Consider the value of the single relative to the home run in environments where a huge number of runs are scored (singles are almost as good as home runs) vs. environments where a single run may win a ball game (singles have much less value than a home run). BaseRuns makes the necessary adjustments.
Context truly matters. In a world in which every batter hit a homer, each one would be worth exactly one run because no one would ever be on base. Conversely, in a world in which every batter walked, each walk would also be worth exactly one run.

BaseRuns also handles extreme performances gracefully. Where some of the other run estimators choke, BaseRuns will accurately determine a value for the players who tear it up and those who can't.
While even the simplest version of Runs Created estimates team runs with reasonable accuracy, the multiplicative (A*B)/C structure of the formula is fundamentally flawed when estimating the runs produced by each individual hitter, particularly in the case of hitters with extremely high on-base and slugging percentages. The reason for this is that it is impossible for a player to get on base and then drive himself in -- players' on-base and slugging averages must interact with those of their teammates. Yet RC's simple OBP*TB form assumes that a player's own slugging is interacting with his own on-base percentage, which artificially inflates RC for players who score well in both categories.


This is generally not a major issue for most players, as their OBPs and SLGs are not high enough to significantly distort their Runs Created; however, superstars who put up impressive OBPs and SLGs will frequently see their RC artificially inflated by this phenomenon.


OPS (On-base Plus Slugging) is similar conceptually to runs created, except that it adds the A (on-base) and B (advancement) factors together, rather than multiplying them. This makes the statistic less accurate than runs created.

In short, OPS and Runs Created aren't used on because BaseRuns produces a more "accurate" representation of a player's value.

BaseRuns uses all statistics except for R and RBI, as they are resultant statistics and not component statistics for batters. Given that, BaseRuns does not reward clutch performance.

If you want more geekery, search the web for literature on the subject.

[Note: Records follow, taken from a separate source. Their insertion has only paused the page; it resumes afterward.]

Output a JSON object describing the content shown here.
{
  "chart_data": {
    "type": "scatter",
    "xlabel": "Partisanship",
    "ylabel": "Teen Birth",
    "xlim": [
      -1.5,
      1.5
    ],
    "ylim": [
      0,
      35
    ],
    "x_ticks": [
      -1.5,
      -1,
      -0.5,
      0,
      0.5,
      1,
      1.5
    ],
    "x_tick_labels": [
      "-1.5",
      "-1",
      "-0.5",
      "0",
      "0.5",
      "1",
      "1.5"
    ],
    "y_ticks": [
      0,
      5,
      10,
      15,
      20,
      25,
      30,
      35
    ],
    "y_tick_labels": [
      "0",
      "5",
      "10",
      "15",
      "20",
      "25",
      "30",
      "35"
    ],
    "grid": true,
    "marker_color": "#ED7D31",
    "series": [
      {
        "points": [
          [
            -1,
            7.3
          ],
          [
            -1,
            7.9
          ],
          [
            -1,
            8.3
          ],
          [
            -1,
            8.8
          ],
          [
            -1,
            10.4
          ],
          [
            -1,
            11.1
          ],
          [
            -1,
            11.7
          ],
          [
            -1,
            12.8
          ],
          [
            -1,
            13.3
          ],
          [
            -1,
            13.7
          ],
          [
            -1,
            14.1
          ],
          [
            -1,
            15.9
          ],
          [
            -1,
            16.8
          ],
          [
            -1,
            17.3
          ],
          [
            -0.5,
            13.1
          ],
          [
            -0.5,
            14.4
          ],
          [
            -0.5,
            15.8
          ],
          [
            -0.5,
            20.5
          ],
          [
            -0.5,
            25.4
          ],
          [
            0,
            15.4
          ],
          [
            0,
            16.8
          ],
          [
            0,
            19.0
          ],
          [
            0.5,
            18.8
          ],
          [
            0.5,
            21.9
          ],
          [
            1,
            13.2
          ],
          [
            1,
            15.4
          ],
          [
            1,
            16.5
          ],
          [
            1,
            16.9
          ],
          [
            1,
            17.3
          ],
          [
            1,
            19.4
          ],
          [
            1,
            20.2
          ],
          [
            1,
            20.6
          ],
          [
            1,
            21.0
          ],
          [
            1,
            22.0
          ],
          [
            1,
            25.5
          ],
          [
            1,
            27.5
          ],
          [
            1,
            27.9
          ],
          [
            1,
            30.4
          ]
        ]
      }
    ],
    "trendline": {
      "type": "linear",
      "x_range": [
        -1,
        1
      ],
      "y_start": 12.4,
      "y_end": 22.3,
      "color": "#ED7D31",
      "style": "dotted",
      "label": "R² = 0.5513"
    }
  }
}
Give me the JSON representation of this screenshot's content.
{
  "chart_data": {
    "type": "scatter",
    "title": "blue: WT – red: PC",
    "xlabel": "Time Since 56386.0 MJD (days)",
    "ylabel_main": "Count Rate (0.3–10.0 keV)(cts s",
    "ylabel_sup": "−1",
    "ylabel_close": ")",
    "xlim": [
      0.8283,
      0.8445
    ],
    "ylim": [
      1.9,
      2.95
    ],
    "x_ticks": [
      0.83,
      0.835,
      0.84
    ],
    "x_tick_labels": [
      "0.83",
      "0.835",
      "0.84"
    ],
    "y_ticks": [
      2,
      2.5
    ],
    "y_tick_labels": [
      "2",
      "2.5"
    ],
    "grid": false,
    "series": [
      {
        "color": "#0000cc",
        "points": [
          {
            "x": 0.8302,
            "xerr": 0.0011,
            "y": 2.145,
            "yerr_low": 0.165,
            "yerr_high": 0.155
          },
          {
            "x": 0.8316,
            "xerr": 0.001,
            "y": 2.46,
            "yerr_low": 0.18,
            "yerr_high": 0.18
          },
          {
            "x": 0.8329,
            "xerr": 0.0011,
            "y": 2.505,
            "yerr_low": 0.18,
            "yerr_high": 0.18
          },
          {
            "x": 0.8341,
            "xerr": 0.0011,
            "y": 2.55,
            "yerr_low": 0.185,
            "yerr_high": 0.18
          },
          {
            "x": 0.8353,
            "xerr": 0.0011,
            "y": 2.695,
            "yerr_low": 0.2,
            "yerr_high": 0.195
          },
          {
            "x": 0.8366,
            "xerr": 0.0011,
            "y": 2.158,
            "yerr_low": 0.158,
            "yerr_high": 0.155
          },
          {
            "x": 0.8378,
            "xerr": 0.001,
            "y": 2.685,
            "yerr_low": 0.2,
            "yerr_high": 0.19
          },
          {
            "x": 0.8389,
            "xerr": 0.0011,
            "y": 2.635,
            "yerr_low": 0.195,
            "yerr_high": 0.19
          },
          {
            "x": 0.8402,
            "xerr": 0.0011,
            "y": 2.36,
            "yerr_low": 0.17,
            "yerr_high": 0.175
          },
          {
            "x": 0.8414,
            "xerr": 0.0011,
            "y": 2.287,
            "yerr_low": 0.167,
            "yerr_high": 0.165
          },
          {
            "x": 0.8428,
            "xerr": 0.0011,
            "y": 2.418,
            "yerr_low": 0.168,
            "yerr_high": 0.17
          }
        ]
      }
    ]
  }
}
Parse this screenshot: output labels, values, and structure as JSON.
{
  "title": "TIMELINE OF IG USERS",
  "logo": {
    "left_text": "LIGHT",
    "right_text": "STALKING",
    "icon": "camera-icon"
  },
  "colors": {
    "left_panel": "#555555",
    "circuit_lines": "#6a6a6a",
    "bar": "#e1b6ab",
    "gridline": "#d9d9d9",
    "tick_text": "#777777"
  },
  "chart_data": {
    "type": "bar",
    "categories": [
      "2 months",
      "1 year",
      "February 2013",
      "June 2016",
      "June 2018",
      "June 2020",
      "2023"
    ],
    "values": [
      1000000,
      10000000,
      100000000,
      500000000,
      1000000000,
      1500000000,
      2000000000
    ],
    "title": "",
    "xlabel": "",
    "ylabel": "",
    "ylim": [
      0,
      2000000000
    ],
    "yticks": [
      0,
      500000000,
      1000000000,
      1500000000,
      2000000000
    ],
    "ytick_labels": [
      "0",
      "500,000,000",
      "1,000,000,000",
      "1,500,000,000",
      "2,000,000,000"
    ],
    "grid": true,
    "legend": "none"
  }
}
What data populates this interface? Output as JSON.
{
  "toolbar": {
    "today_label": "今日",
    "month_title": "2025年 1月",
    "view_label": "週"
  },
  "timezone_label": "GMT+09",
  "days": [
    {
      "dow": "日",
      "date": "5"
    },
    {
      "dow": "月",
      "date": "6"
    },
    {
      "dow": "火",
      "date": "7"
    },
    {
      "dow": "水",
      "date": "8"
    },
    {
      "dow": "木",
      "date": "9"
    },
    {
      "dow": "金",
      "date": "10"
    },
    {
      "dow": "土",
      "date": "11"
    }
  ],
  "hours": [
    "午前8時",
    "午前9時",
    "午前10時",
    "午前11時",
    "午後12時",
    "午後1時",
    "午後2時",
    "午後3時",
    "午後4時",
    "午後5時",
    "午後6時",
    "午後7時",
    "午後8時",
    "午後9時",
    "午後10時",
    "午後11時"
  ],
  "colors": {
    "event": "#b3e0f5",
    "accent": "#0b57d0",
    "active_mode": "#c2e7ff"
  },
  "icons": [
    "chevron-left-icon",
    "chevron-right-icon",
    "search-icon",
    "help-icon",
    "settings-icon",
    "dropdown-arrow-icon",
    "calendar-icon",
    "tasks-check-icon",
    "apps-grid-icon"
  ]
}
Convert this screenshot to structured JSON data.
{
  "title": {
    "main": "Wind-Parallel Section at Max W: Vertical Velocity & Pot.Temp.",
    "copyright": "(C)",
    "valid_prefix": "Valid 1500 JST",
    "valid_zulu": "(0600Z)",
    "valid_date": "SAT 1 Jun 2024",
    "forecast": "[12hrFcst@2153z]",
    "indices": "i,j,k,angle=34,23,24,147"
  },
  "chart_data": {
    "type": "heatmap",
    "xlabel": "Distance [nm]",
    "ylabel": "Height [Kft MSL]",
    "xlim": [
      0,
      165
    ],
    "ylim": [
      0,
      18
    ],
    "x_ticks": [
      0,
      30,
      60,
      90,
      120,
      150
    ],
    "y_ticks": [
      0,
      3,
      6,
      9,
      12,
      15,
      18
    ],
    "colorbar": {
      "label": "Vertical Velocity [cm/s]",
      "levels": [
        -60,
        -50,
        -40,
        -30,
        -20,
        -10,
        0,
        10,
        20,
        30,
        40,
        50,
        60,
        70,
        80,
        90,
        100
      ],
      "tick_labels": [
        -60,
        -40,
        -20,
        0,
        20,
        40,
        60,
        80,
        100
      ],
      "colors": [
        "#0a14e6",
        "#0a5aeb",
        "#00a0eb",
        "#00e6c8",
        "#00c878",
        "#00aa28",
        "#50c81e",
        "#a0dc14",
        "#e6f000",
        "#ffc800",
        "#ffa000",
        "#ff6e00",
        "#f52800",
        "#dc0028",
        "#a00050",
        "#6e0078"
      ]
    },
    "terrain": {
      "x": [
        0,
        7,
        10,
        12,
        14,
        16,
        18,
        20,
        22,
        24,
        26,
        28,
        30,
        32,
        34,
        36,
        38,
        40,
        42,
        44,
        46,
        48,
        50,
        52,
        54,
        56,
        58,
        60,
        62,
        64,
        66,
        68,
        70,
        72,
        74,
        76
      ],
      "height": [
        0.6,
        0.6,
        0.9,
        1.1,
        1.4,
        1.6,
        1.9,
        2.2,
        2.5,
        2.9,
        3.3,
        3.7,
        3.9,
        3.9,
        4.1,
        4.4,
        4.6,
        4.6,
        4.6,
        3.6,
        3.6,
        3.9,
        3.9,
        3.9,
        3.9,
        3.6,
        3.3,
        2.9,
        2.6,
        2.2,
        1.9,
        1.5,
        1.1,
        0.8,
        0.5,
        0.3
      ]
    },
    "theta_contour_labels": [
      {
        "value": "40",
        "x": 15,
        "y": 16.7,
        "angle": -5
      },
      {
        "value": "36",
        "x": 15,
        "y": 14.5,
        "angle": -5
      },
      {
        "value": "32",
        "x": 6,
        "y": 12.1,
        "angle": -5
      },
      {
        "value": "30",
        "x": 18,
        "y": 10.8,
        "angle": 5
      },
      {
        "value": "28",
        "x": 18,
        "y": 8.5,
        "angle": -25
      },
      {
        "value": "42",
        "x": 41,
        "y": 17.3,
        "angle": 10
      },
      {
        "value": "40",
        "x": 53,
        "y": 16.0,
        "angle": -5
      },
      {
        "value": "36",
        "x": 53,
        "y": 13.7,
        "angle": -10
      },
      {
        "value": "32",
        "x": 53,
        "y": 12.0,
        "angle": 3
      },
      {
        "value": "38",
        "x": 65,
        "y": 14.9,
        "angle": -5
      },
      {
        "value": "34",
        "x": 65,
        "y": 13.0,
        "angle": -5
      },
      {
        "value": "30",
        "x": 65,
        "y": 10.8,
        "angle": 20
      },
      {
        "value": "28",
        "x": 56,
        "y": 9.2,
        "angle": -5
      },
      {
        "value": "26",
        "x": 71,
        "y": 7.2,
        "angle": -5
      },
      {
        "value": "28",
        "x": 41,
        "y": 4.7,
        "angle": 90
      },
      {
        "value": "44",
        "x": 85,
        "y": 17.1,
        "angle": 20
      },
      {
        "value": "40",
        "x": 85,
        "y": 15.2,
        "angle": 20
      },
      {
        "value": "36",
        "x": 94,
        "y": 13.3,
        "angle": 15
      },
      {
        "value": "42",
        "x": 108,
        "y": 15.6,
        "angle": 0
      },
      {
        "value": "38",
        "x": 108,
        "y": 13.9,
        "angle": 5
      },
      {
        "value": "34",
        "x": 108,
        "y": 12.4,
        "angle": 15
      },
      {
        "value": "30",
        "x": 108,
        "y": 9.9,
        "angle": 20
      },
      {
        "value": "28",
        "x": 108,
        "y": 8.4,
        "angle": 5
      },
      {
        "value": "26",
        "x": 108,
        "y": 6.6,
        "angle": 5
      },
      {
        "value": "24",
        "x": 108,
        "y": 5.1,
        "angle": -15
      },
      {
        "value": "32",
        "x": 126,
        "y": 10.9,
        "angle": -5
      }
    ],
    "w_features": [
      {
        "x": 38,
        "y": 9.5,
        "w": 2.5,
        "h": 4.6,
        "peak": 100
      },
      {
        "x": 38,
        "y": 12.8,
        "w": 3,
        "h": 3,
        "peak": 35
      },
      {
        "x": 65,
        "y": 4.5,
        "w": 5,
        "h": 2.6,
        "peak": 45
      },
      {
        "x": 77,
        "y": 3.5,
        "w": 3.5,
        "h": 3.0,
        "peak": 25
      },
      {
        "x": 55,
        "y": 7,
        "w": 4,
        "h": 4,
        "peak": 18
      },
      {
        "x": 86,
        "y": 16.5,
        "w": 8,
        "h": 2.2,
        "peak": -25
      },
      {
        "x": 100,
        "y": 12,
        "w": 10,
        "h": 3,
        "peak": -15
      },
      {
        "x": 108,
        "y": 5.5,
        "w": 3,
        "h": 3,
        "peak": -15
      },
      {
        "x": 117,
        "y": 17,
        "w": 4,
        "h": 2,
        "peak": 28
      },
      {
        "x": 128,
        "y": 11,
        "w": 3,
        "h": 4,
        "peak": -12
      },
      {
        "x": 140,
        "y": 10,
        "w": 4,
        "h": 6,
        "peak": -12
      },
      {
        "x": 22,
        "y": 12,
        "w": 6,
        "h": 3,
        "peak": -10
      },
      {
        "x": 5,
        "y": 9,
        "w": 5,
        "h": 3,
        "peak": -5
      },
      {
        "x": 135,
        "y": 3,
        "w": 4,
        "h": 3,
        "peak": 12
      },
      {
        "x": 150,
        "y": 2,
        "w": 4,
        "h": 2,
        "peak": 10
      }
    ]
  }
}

There's lots out there.
How is the Player of the Game (POG) chosen?
Basically, the Player of the Game is the player who has the highest BaseRuns for that game. See above for a full explanation of BaseRuns.

The Player of the Game is NOT awarded to the player who had the most R or RBI, and it is NOT awarded to the player who had the most clutch hits, as there is no way to determine this with the given stats. A better POG formula would be based on something like WPA, but there is no way to run those sorts of calculations without entering complete play-by-play data for each game, something that most managers don't want to do.
Who are you?
My name is Jeff. I'm a recreational baseball and softball player, and for years I've been thinking that there should be a better way to manage team stats and schedules.

I was tired of driving an hour to a game only to find out that not enough players showed up to play, and I was tired of receiving impossible-to-read stat spreadsheets by e-mail, if I received stats at all. So I decided to put this site together as a way for managers to centrally manage their teams, to communicate with their players, to ensure they had enough players for each game, and to make stats easily accessible.
Why "monkeystats" for the site name?
All the cool domain names are already taken. Getting desperate, I ran through all the animals I could think of and tacked "stats" onto the end. Strangely, "monkey" was the only one that was available. And it's the coolest animal. So I win.
Why are some pages on this site so freakin' slow?
It's still in development. There's a lot of number-crunching going on behind-the-scenes, especially when displaying statistics or leader boards, and a few of the pages have not been built in the most efficient way. I'm working on it!